In the United States, ten commercial reactors have already been completed decommissioning, while another five are currently undergoing the process. A further 14 units are in the preliminary phase for decommissioning. Recognizing the importance of ensuring “transparency” from the earliest stage of issuing regulations on decommissioning, the NRC has facilitated public involvement via information disclosure and public meetings.

It also maintains open communications channels with Congress, other governmental organizations, nuclear operators and nuclear parties in other countries — all, similarly, toward ensuring transparency and rationality in the regulatory process.

More than that, the NRC itself is never prideful, but engages continually, with humility, in efforts to fulfill its mission more efficiently and effectively. With the inevitability of more and more plants being decommissioned, the NRC has begun work toward the overall optimization of its operational and decommissioning-related regulation. I think its approach is why it enjoys the confidence of the American public.

Circumstances in Japan

In Japan, decisions were made in April to decommission five more commercial reactors. Including the six units at Fukushima Daiichi, and others already in the process, the total now stands at 14.

At JAIF, we have consistently said that planning for smooth decommissioning needs to consider its effects on the local public as well — not just its technical aspects, but also the effects of radioactive waste disposal — and their future prospects.

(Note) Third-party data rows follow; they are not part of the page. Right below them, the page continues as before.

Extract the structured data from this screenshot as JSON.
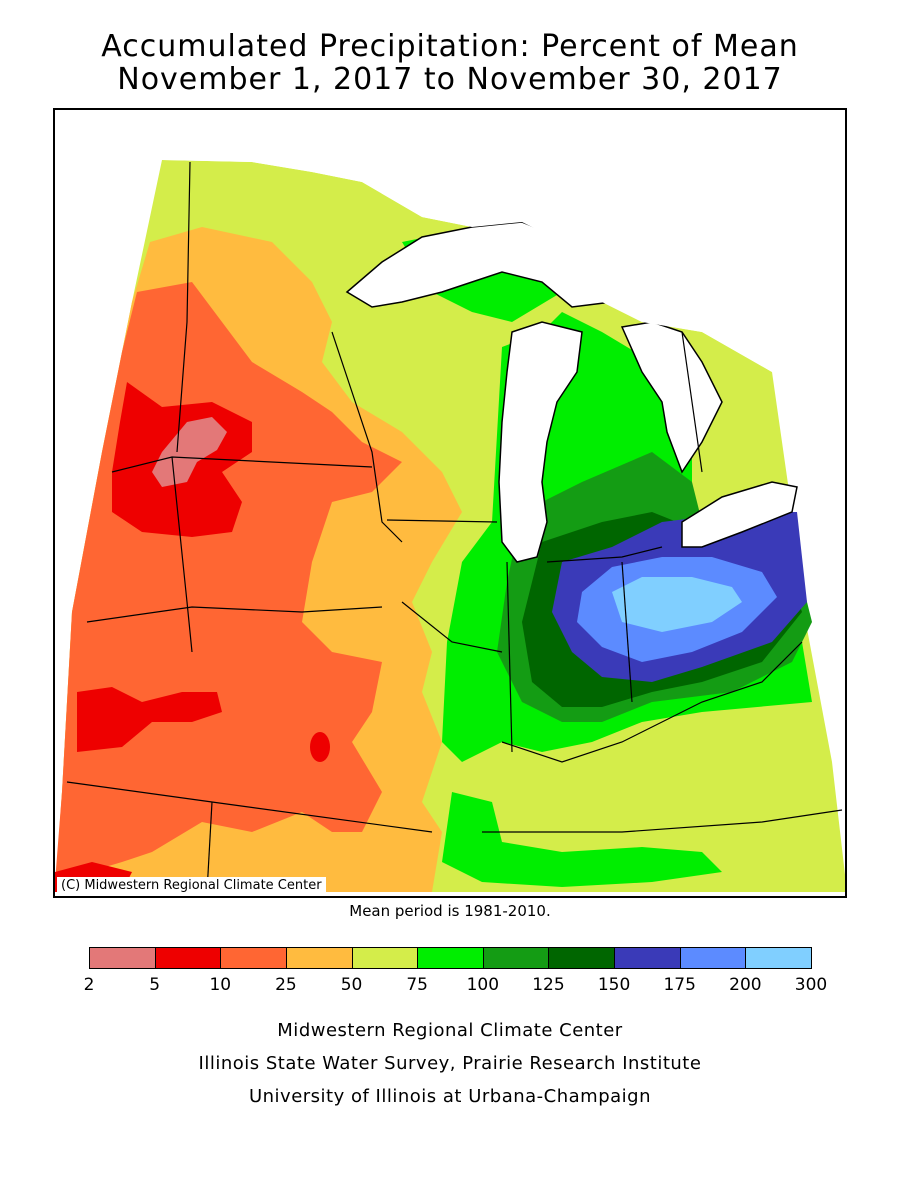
{
  "header": {
    "title_line1": "Accumulated Precipitation: Percent of Mean",
    "title_line2": "November 1, 2017 to November 30, 2017"
  },
  "map": {
    "copyright": "(C) Midwestern Regional Climate Center",
    "mean_period": "Mean period is 1981-2010."
  },
  "legend": {
    "ticks": [
      "2",
      "5",
      "10",
      "25",
      "50",
      "75",
      "100",
      "125",
      "150",
      "175",
      "200",
      "300"
    ],
    "bins": [
      {
        "range": "2-5",
        "color": "#e37878"
      },
      {
        "range": "5-10",
        "color": "#ee0000"
      },
      {
        "range": "10-25",
        "color": "#ff6633"
      },
      {
        "range": "25-50",
        "color": "#ffbb3f"
      },
      {
        "range": "50-75",
        "color": "#d4ed4a"
      },
      {
        "range": "75-100",
        "color": "#00ee00"
      },
      {
        "range": "100-125",
        "color": "#149c14"
      },
      {
        "range": "125-150",
        "color": "#006600"
      },
      {
        "range": "150-175",
        "color": "#3a3ab8"
      },
      {
        "range": "175-200",
        "color": "#5c8bff"
      },
      {
        "range": "200-300",
        "color": "#80cfff"
      }
    ]
  },
  "footer": {
    "line1": "Midwestern Regional Climate Center",
    "line2": "Illinois State Water Survey, Prairie Research Institute",
    "line3": "University of Illinois at Urbana-Champaign"
  }
}
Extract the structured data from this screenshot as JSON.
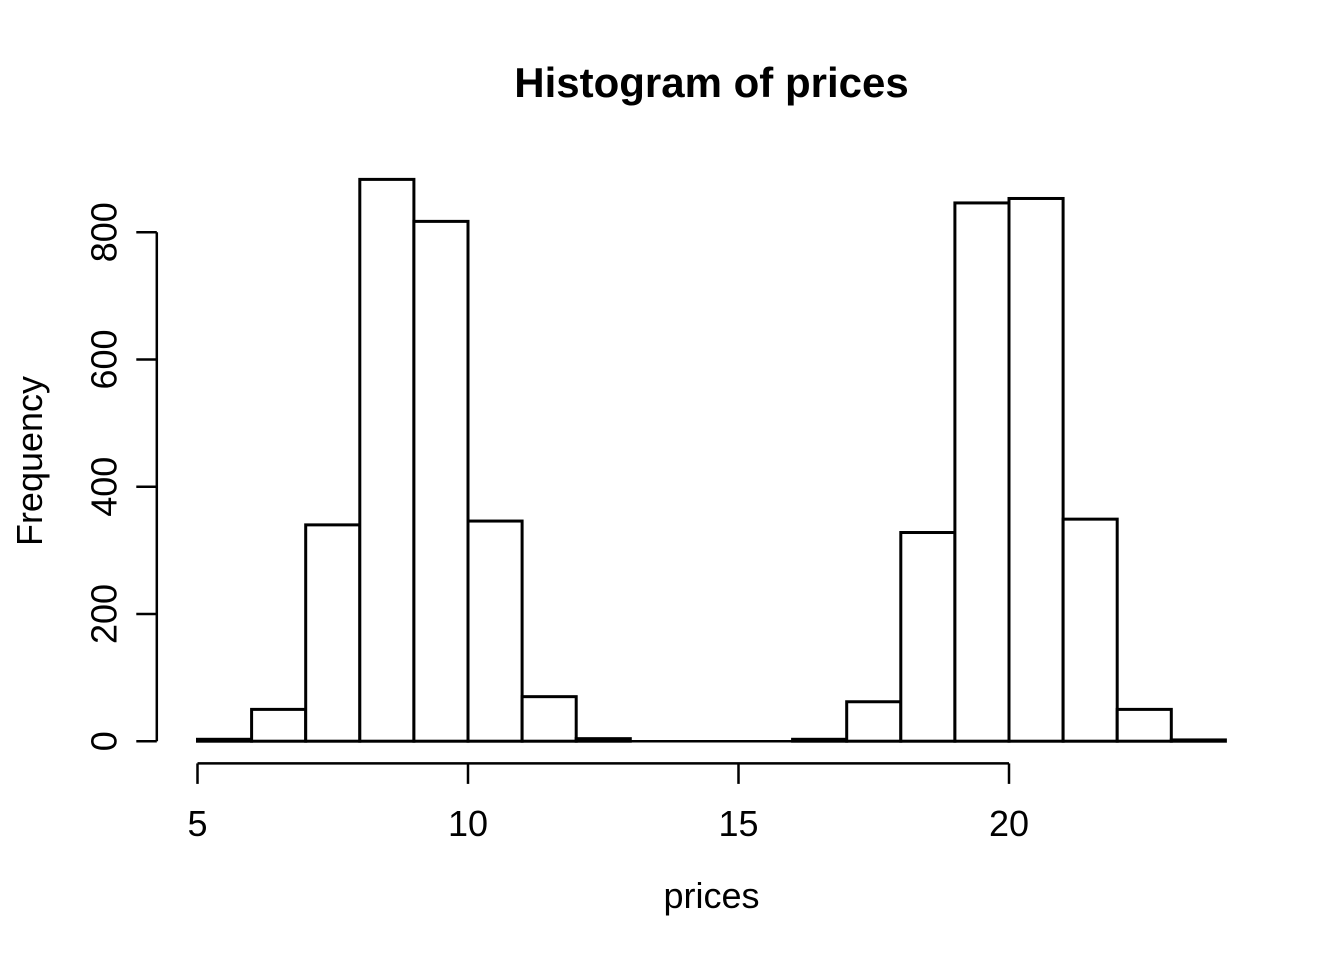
{
  "chart_data": {
    "type": "bar",
    "variant": "histogram",
    "title": "Histogram of prices",
    "xlabel": "prices",
    "ylabel": "Frequency",
    "bin_start": 5,
    "bin_width": 1,
    "bin_edges": [
      5,
      6,
      7,
      8,
      9,
      10,
      11,
      12,
      13,
      14,
      15,
      16,
      17,
      18,
      19,
      20,
      21,
      22,
      23,
      24
    ],
    "counts": [
      3,
      50,
      340,
      883,
      817,
      346,
      70,
      4,
      0,
      0,
      0,
      3,
      62,
      328,
      846,
      853,
      349,
      50,
      2
    ],
    "x_ticks": [
      5,
      10,
      15,
      20
    ],
    "y_ticks": [
      0,
      200,
      400,
      600,
      800
    ],
    "xlim": [
      5,
      24
    ],
    "ylim": [
      0,
      900
    ],
    "grid": false,
    "legend_position": "none",
    "colors": {
      "background": "#ffffff",
      "bar_fill": "#ffffff",
      "bar_stroke": "#000000",
      "axis": "#000000",
      "text": "#000000"
    }
  }
}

As part of that, the public in the siting areas must be given a clear explanation toward better understanding and greater cooperation.

When it comes to issuing rules for decommissioning — that is, the frameworks and regulation — one cannot overemphasize the importance of deepening communications between operators, who know the site best, and the NRA.

Still, I think there is a lot Japan can learn from the United States, which has considerable decommissioning experience, both technically and in the “software” aspects, namely, its regulation and information disclosure.

Engaging the National Public

Since the March 2011 accident at the Fukushima Daiichi, not only residents in siting areas but also people around Japan have kept a close eye on the nuclear industry and administration. Public attention is especially keen on the matter of restarting the NPPs, all of which have been shut down since the accident.

The NRA is to be commended for what it has accomplished so far, ensuring transparency through open discussions with nuclear operators, while maintaining its independence, and so on.

In today’s circumstances, however, it is difficult to obtain understanding from the public if, in the conventional way, proposed regulations are developed with input from operators and then presented to the Japanese public “for comments” but essentially as decisions. It would help enhance public confidence in the NRA if the people were able to participate in the regulatory decision-making process.

By that, I mean their participating in a manner that leads to wider national discussions and motivates the public to think and come to its own conclusions. That is bound to bring about better understanding of nuclear power and restore confidence in it.

Operators also need to listen and respond sincerely to questions from the public, as well as concerns and opinions on nuclear issues, including decommissioning. When matters are explained to the public in siting areas, communications must be more open and two-way.

There is no shortcut to understanding and confidence. I hope that both the NRA and the operators will look to the NRC as a valuable example — as well as to activities in other countries as well — and actively endeavor to build up a history of transparent discussions, dialogue and public involvement. Something like that has yet to take root in Japanese nuclear practices.